A religião judaica é composta de regras a serem observadas, junto com um sistema de crenças. Das longínquas origens até hoje, discute-se no judaísmo o valor que a observância dos preceitos pode ter sem uma adequada participação espiritual, sem crer. Muitos são os Mestres, antes e depois do Baal Shem Tov, que enfatizaram a importância absoluta da fé. Mas nenhum deles jamais sonhou em dizer que, se não há fé, não há necessidade de observar, e que a observância serve apenas para preparar para uma nova fé.
O problema foi colocado pelo cristianismo nascente, especialmente quando teve que encontrar uma fórmula para se diferenciar da matriz judaica. A solução proposta por Paulo foi, muito simplesmente, que não apenas a fé prevalecesse, mas que a observância já fosse superada; era preciso crer e não se estava submetidos às leis da Torá. Em sua escolha, Paulo ecoava temas discutidos no Judaísmo de seu tempo, ele estava convencido que tempos novos exigissem reformas radicais, mas ao dizer que a Torá era revogada se colocava fora do Judaísmo e criava uma religião diferente.

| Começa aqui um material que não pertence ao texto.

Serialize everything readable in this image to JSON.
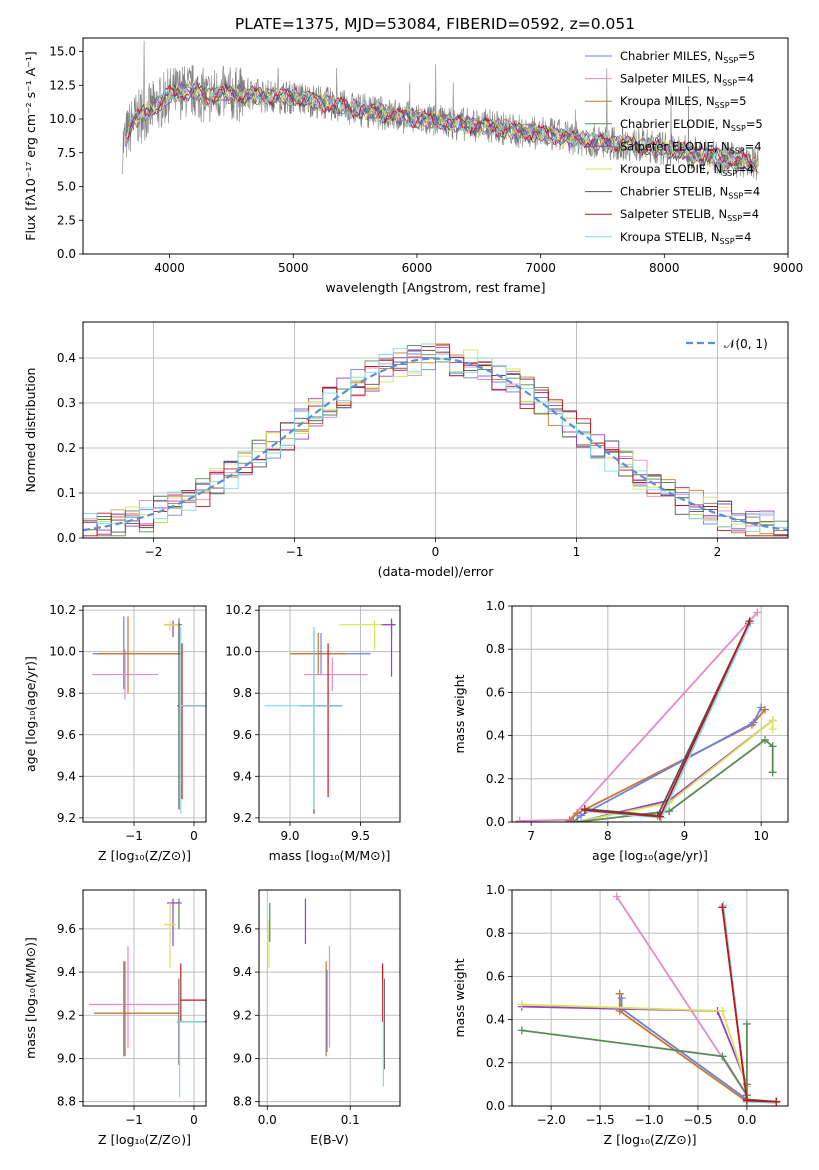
{
  "figure_title": "PLATE=1375, MJD=53084, FIBERID=0592, z=0.051",
  "colors": {
    "Chabrier MILES": "#6f7fe0",
    "Salpeter MILES": "#e68ac8",
    "Kroupa MILES": "#c8782c",
    "Chabrier ELODIE": "#5a8a5a",
    "Salpeter ELODIE": "#9a3fc8",
    "Kroupa ELODIE": "#d6e45a",
    "Chabrier STELIB": "#555555",
    "Salpeter STELIB": "#c01818",
    "Kroupa STELIB": "#80dcea",
    "data": "#808080",
    "gauss": "#5b8fd8"
  },
  "chart_data": [
    {
      "id": "spectrum",
      "type": "line",
      "title": "PLATE=1375, MJD=53084, FIBERID=0592, z=0.051",
      "xlabel": "wavelength [Angstrom, rest frame]",
      "ylabel": "Flux [fλ10⁻¹⁷ erg cm⁻² s⁻¹ A⁻¹]",
      "xlim": [
        3300,
        9000
      ],
      "ylim": [
        0,
        16
      ],
      "xticks": [
        "4000",
        "5000",
        "6000",
        "7000",
        "8000",
        "9000"
      ],
      "yticks": [
        "0.0",
        "2.5",
        "5.0",
        "7.5",
        "10.0",
        "12.5",
        "15.0"
      ],
      "legend_position": "top-right",
      "series": [
        {
          "name": "Chabrier MILES, N_SSP=5",
          "label_main": "Chabrier MILES, N",
          "label_sub": "SSP",
          "label_tail": "=5"
        },
        {
          "name": "Salpeter MILES, N_SSP=4",
          "label_main": "Salpeter MILES, N",
          "label_sub": "SSP",
          "label_tail": "=4"
        },
        {
          "name": "Kroupa MILES, N_SSP=5",
          "label_main": "Kroupa MILES, N",
          "label_sub": "SSP",
          "label_tail": "=5"
        },
        {
          "name": "Chabrier ELODIE, N_SSP=5",
          "label_main": "Chabrier ELODIE, N",
          "label_sub": "SSP",
          "label_tail": "=5"
        },
        {
          "name": "Salpeter ELODIE, N_SSP=4",
          "label_main": "Salpeter ELODIE, N",
          "label_sub": "SSP",
          "label_tail": "=4"
        },
        {
          "name": "Kroupa ELODIE, N_SSP=4",
          "label_main": "Kroupa ELODIE, N",
          "label_sub": "SSP",
          "label_tail": "=4"
        },
        {
          "name": "Chabrier STELIB, N_SSP=4",
          "label_main": "Chabrier STELIB, N",
          "label_sub": "SSP",
          "label_tail": "=4"
        },
        {
          "name": "Salpeter STELIB, N_SSP=4",
          "label_main": "Salpeter STELIB, N",
          "label_sub": "SSP",
          "label_tail": "=4"
        },
        {
          "name": "Kroupa STELIB, N_SSP=4",
          "label_main": "Kroupa STELIB, N",
          "label_sub": "SSP",
          "label_tail": "=4"
        }
      ],
      "continuum": {
        "wavelength": [
          3620,
          3700,
          3800,
          3900,
          4000,
          4100,
          4200,
          4300,
          4400,
          4600,
          4800,
          5000,
          5200,
          5400,
          5600,
          5800,
          6000,
          6200,
          6400,
          6600,
          6800,
          7000,
          7200,
          7400,
          7600,
          7800,
          8000,
          8200,
          8400,
          8600,
          8750
        ],
        "flux": [
          8.0,
          9.8,
          10.4,
          11.0,
          11.8,
          12.0,
          12.1,
          11.6,
          11.9,
          11.8,
          11.7,
          11.6,
          11.3,
          10.9,
          10.6,
          10.3,
          10.0,
          9.8,
          9.6,
          9.5,
          9.1,
          8.9,
          8.7,
          8.4,
          8.2,
          8.1,
          7.8,
          7.5,
          7.2,
          6.9,
          6.6
        ]
      }
    },
    {
      "id": "residual-histogram",
      "type": "histogram",
      "xlabel": "(data-model)/error",
      "ylabel": "Normed distribution",
      "xlim": [
        -2.5,
        2.5
      ],
      "ylim": [
        0,
        0.48
      ],
      "xticks": [
        "−2",
        "−1",
        "0",
        "1",
        "2"
      ],
      "yticks": [
        "0.0",
        "0.1",
        "0.2",
        "0.3",
        "0.4"
      ],
      "grid": true,
      "legend_position": "top-right",
      "gauss_label": "𝒩(0, 1)",
      "bin_width": 0.1
    },
    {
      "id": "age-vs-z",
      "type": "errorbar",
      "xlabel": "Z [log₁₀(Z/Z⊙)]",
      "ylabel": "age  [log₁₀(age/yr)]",
      "xlim": [
        -1.85,
        0.2
      ],
      "ylim": [
        9.18,
        10.22
      ],
      "xticks": [
        "−1",
        "0"
      ],
      "yticks": [
        "9.2",
        "9.4",
        "9.6",
        "9.8",
        "10.0",
        "10.2"
      ],
      "points": [
        {
          "series": "Chabrier MILES",
          "x": -1.17,
          "y": 9.99,
          "xerr": [
            0.52,
            0.98
          ],
          "yerr": [
            0.17,
            0.18
          ]
        },
        {
          "series": "Salpeter MILES",
          "x": -1.15,
          "y": 9.89,
          "xerr": [
            0.55,
            0.55
          ],
          "yerr": [
            0.12,
            0.12
          ]
        },
        {
          "series": "Kroupa MILES",
          "x": -1.1,
          "y": 9.99,
          "xerr": [
            0.5,
            0.9
          ],
          "yerr": [
            0.19,
            0.18
          ]
        },
        {
          "series": "Chabrier ELODIE",
          "x": -0.25,
          "y": 10.13,
          "xerr": [
            0.05,
            0.05
          ],
          "yerr": [
            0.12,
            0.03
          ]
        },
        {
          "series": "Salpeter ELODIE",
          "x": -0.35,
          "y": 10.13,
          "xerr": [
            0.15,
            0.1
          ],
          "yerr": [
            0.06,
            0.02
          ]
        },
        {
          "series": "Kroupa ELODIE",
          "x": -0.4,
          "y": 10.13,
          "xerr": [
            0.1,
            0.15
          ],
          "yerr": [
            0.03,
            0.02
          ]
        },
        {
          "series": "Chabrier STELIB",
          "x": -0.25,
          "y": 9.74,
          "xerr": [
            0.03,
            0.45
          ],
          "yerr": [
            0.5,
            0.4
          ]
        },
        {
          "series": "Salpeter STELIB",
          "x": -0.2,
          "y": 9.74,
          "xerr": [
            0.03,
            0.4
          ],
          "yerr": [
            0.45,
            0.3
          ]
        },
        {
          "series": "Kroupa STELIB",
          "x": -0.22,
          "y": 9.74,
          "xerr": [
            0.03,
            0.42
          ],
          "yerr": [
            0.52,
            0.38
          ]
        }
      ]
    },
    {
      "id": "age-vs-mass",
      "type": "errorbar",
      "xlabel": "mass [log₁₀(M/M⊙)]",
      "ylabel": "",
      "xlim": [
        8.78,
        9.78
      ],
      "ylim": [
        9.18,
        10.22
      ],
      "xticks": [
        "9.0",
        "9.5"
      ],
      "yticks": [
        "9.2",
        "9.4",
        "9.6",
        "9.8",
        "10.0",
        "10.2"
      ],
      "points": [
        {
          "series": "Chabrier MILES",
          "x": 9.22,
          "y": 9.99,
          "xerr": [
            0.2,
            0.35
          ],
          "yerr": [
            0.1,
            0.1
          ]
        },
        {
          "series": "Salpeter MILES",
          "x": 9.3,
          "y": 9.89,
          "xerr": [
            0.2,
            0.25
          ],
          "yerr": [
            0.08,
            0.08
          ]
        },
        {
          "series": "Kroupa MILES",
          "x": 9.2,
          "y": 9.99,
          "xerr": [
            0.2,
            0.2
          ],
          "yerr": [
            0.1,
            0.1
          ]
        },
        {
          "series": "Chabrier ELODIE",
          "x": 9.72,
          "y": 10.13,
          "xerr": [
            0.08,
            0.02
          ],
          "yerr": [
            0.06,
            0.02
          ]
        },
        {
          "series": "Salpeter ELODIE",
          "x": 9.72,
          "y": 10.13,
          "xerr": [
            0.06,
            0.03
          ],
          "yerr": [
            0.25,
            0.03
          ]
        },
        {
          "series": "Kroupa ELODIE",
          "x": 9.6,
          "y": 10.13,
          "xerr": [
            0.25,
            0.05
          ],
          "yerr": [
            0.12,
            0.02
          ]
        },
        {
          "series": "Chabrier STELIB",
          "x": 9.17,
          "y": 9.74,
          "xerr": [
            0.1,
            0.2
          ],
          "yerr": [
            0.52,
            0.36
          ]
        },
        {
          "series": "Salpeter STELIB",
          "x": 9.27,
          "y": 9.74,
          "xerr": [
            0.1,
            0.1
          ],
          "yerr": [
            0.44,
            0.3
          ]
        },
        {
          "series": "Kroupa STELIB",
          "x": 9.17,
          "y": 9.74,
          "xerr": [
            0.35,
            0.2
          ],
          "yerr": [
            0.5,
            0.38
          ]
        }
      ]
    },
    {
      "id": "mass-weight-vs-age",
      "type": "line",
      "xlabel": "age  [log₁₀(age/yr)]",
      "ylabel": "mass weight",
      "xlim": [
        6.75,
        10.35
      ],
      "ylim": [
        0,
        1.0
      ],
      "xticks": [
        "7",
        "8",
        "9",
        "10"
      ],
      "yticks": [
        "0.0",
        "0.2",
        "0.4",
        "0.6",
        "0.8",
        "1.0"
      ],
      "grid": true,
      "series": [
        {
          "name": "Salpeter MILES",
          "x": [
            6.85,
            7.5,
            9.95
          ],
          "y": [
            0.005,
            0.01,
            0.97
          ]
        },
        {
          "name": "Kroupa MILES",
          "x": [
            7.5,
            7.6,
            9.88,
            10.05
          ],
          "y": [
            0.005,
            0.04,
            0.45,
            0.52
          ]
        },
        {
          "name": "Chabrier MILES",
          "x": [
            7.55,
            7.65,
            9.9,
            10.0
          ],
          "y": [
            0.0,
            0.03,
            0.46,
            0.53
          ]
        },
        {
          "name": "Salpeter ELODIE",
          "x": [
            7.6,
            8.8,
            10.15
          ],
          "y": [
            0.0,
            0.1,
            0.47
          ]
        },
        {
          "name": "Kroupa ELODIE",
          "x": [
            7.6,
            8.8,
            10.15,
            10.15
          ],
          "y": [
            0.0,
            0.09,
            0.47,
            0.43
          ]
        },
        {
          "name": "Chabrier ELODIE",
          "x": [
            7.6,
            8.8,
            10.05,
            10.15,
            10.15
          ],
          "y": [
            0.0,
            0.05,
            0.38,
            0.35,
            0.23
          ]
        },
        {
          "name": "Chabrier STELIB",
          "x": [
            7.7,
            8.65,
            9.84
          ],
          "y": [
            0.06,
            0.03,
            0.92
          ]
        },
        {
          "name": "Kroupa STELIB",
          "x": [
            7.7,
            8.7,
            9.86
          ],
          "y": [
            0.05,
            0.02,
            0.92
          ]
        },
        {
          "name": "Salpeter STELIB",
          "x": [
            7.7,
            8.68,
            9.85
          ],
          "y": [
            0.055,
            0.025,
            0.93
          ]
        }
      ]
    },
    {
      "id": "mass-vs-z",
      "type": "errorbar",
      "xlabel": "Z [log₁₀(Z/Z⊙)]",
      "ylabel": "mass [log₁₀(M/M⊙)]",
      "xlim": [
        -1.85,
        0.2
      ],
      "ylim": [
        8.78,
        9.78
      ],
      "xticks": [
        "−1",
        "0"
      ],
      "yticks": [
        "8.8",
        "9.0",
        "9.2",
        "9.4",
        "9.6"
      ],
      "points": [
        {
          "series": "Chabrier MILES",
          "x": -1.17,
          "y": 9.21,
          "xerr": [
            0.5,
            0.9
          ],
          "yerr": [
            0.2,
            0.24
          ]
        },
        {
          "series": "Salpeter MILES",
          "x": -1.1,
          "y": 9.25,
          "xerr": [
            0.65,
            0.85
          ],
          "yerr": [
            0.2,
            0.27
          ]
        },
        {
          "series": "Kroupa MILES",
          "x": -1.15,
          "y": 9.21,
          "xerr": [
            0.5,
            0.9
          ],
          "yerr": [
            0.2,
            0.24
          ]
        },
        {
          "series": "Chabrier ELODIE",
          "x": -0.25,
          "y": 9.72,
          "xerr": [
            0.05,
            0.05
          ],
          "yerr": [
            0.12,
            0.02
          ]
        },
        {
          "series": "Salpeter ELODIE",
          "x": -0.35,
          "y": 9.72,
          "xerr": [
            0.1,
            0.1
          ],
          "yerr": [
            0.2,
            0.02
          ]
        },
        {
          "series": "Kroupa ELODIE",
          "x": -0.4,
          "y": 9.62,
          "xerr": [
            0.1,
            0.1
          ],
          "yerr": [
            0.2,
            0.1
          ]
        },
        {
          "series": "Chabrier STELIB",
          "x": -0.25,
          "y": 9.17,
          "xerr": [
            0.03,
            0.45
          ],
          "yerr": [
            0.2,
            0.2
          ]
        },
        {
          "series": "Salpeter STELIB",
          "x": -0.22,
          "y": 9.27,
          "xerr": [
            0.03,
            0.42
          ],
          "yerr": [
            0.1,
            0.17
          ]
        },
        {
          "series": "Kroupa STELIB",
          "x": -0.24,
          "y": 9.17,
          "xerr": [
            0.03,
            0.42
          ],
          "yerr": [
            0.35,
            0.2
          ]
        }
      ]
    },
    {
      "id": "mass-vs-ebv",
      "type": "errorbar",
      "xlabel": "E(B-V)",
      "ylabel": "",
      "xlim": [
        -0.01,
        0.16
      ],
      "ylim": [
        8.78,
        9.78
      ],
      "xticks": [
        "0.0",
        "0.1"
      ],
      "yticks": [
        "8.8",
        "9.0",
        "9.2",
        "9.4",
        "9.6"
      ],
      "points": [
        {
          "series": "Kroupa MILES",
          "x": 0.071,
          "y": 9.21,
          "xerr": [
            0,
            0
          ],
          "yerr": [
            0.2,
            0.24
          ]
        },
        {
          "series": "Salpeter MILES",
          "x": 0.075,
          "y": 9.25,
          "xerr": [
            0,
            0
          ],
          "yerr": [
            0.2,
            0.27
          ]
        },
        {
          "series": "Chabrier MILES",
          "x": 0.072,
          "y": 9.21,
          "xerr": [
            0,
            0
          ],
          "yerr": [
            0.18,
            0.2
          ]
        },
        {
          "series": "Salpeter ELODIE",
          "x": 0.046,
          "y": 9.63,
          "xerr": [
            0,
            0
          ],
          "yerr": [
            0.1,
            0.11
          ]
        },
        {
          "series": "Kroupa ELODIE",
          "x": 0.002,
          "y": 9.6,
          "xerr": [
            0,
            0
          ],
          "yerr": [
            0.18,
            0.04
          ]
        },
        {
          "series": "Chabrier ELODIE",
          "x": 0.003,
          "y": 9.62,
          "xerr": [
            0,
            0
          ],
          "yerr": [
            0.08,
            0.1
          ]
        },
        {
          "series": "Chabrier STELIB",
          "x": 0.141,
          "y": 9.17,
          "xerr": [
            0,
            0
          ],
          "yerr": [
            0.22,
            0.2
          ]
        },
        {
          "series": "Salpeter STELIB",
          "x": 0.139,
          "y": 9.27,
          "xerr": [
            0,
            0
          ],
          "yerr": [
            0.1,
            0.17
          ]
        },
        {
          "series": "Kroupa STELIB",
          "x": 0.14,
          "y": 9.17,
          "xerr": [
            0,
            0
          ],
          "yerr": [
            0.3,
            0.2
          ]
        }
      ]
    },
    {
      "id": "mass-weight-vs-z",
      "type": "line",
      "xlabel": "Z [log₁₀(Z/Z⊙)]",
      "ylabel": "mass weight",
      "xlim": [
        -2.4,
        0.42
      ],
      "ylim": [
        0,
        1.0
      ],
      "xticks": [
        "−2.0",
        "−1.5",
        "−1.0",
        "−0.5",
        "0.0"
      ],
      "yticks": [
        "0.0",
        "0.2",
        "0.4",
        "0.6",
        "0.8",
        "1.0"
      ],
      "grid": true,
      "series": [
        {
          "name": "Salpeter MILES",
          "x": [
            -1.33,
            0.0
          ],
          "y": [
            0.97,
            0.05
          ]
        },
        {
          "name": "Kroupa MILES",
          "x": [
            -1.3,
            -1.3,
            0.0
          ],
          "y": [
            0.52,
            0.44,
            0.02
          ]
        },
        {
          "name": "Chabrier MILES",
          "x": [
            -1.28,
            -1.28,
            0.0
          ],
          "y": [
            0.5,
            0.45,
            0.03
          ]
        },
        {
          "name": "Salpeter ELODIE",
          "x": [
            -2.3,
            -0.3,
            0.0
          ],
          "y": [
            0.46,
            0.44,
            0.1
          ]
        },
        {
          "name": "Kroupa ELODIE",
          "x": [
            -2.3,
            -0.25,
            0.0
          ],
          "y": [
            0.47,
            0.44,
            0.09
          ]
        },
        {
          "name": "Chabrier ELODIE",
          "x": [
            -2.3,
            -0.25,
            0.0,
            0.0
          ],
          "y": [
            0.35,
            0.23,
            0.05,
            0.38
          ]
        },
        {
          "name": "Chabrier STELIB",
          "x": [
            -0.25,
            0.0,
            0.3
          ],
          "y": [
            0.92,
            0.03,
            0.02
          ]
        },
        {
          "name": "Kroupa STELIB",
          "x": [
            -0.24,
            0.0,
            0.3
          ],
          "y": [
            0.93,
            0.02,
            0.015
          ]
        },
        {
          "name": "Salpeter STELIB",
          "x": [
            -0.25,
            0.0,
            0.3
          ],
          "y": [
            0.92,
            0.025,
            0.02
          ]
        }
      ]
    }
  ]
}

Mas hoje o que nos interessam essas discussões de dois mil anos atrás? É porque podem ser objeto de pregação para o grande público, abrindo cenários problemáticos. Porque repropor em termos simplificados as contraposições antigas comporta o risco de confirmar estereótipos hostis, no caso particular aquele do judaísmo como religião revogada e formalista, toda deveres, sem espírito, ou simples preparação, "pedagogia" para a nova fé.
Tratar esses temas requer atenção e avaliação das consequências. Também causam surpresa certas defesas protocolares, nas quais se chega a paradoxos. Para aqueles que protestaram sobre a maneira como as palavras de Paulo foram explicadas, foi respondido que Paulo apenas quis dizer que para ele a Torá sem fé não tem valor, e nisso ele afirmava um princípio judaico.
Certamente Paulo tem referências sólidas à tradição judaica, mas seu pensamento também é revolucionário. Não se pode dizer que seu pensamento é judaísmo justamente quando propõe sua releitura radical da Torá, que lhe serve de introdução a uma nova fé; nem afirmar hoje que quem defendia a Torá era um “missionário fundamentalista”, termo que hoje em dia deveria ser dirigido a outro lugar. O Baal Shem Tov colocava a fé em primeiro plano, mesmo a fé dos não judeus, mas a Torá não a relativizava. Seria útil usar a lição do Baal Shem Tov não para fazer-lhe dizer coisas que nunca sonhou em dizer, mas para ensinar o respeito mútuo, que neste caso não existiu.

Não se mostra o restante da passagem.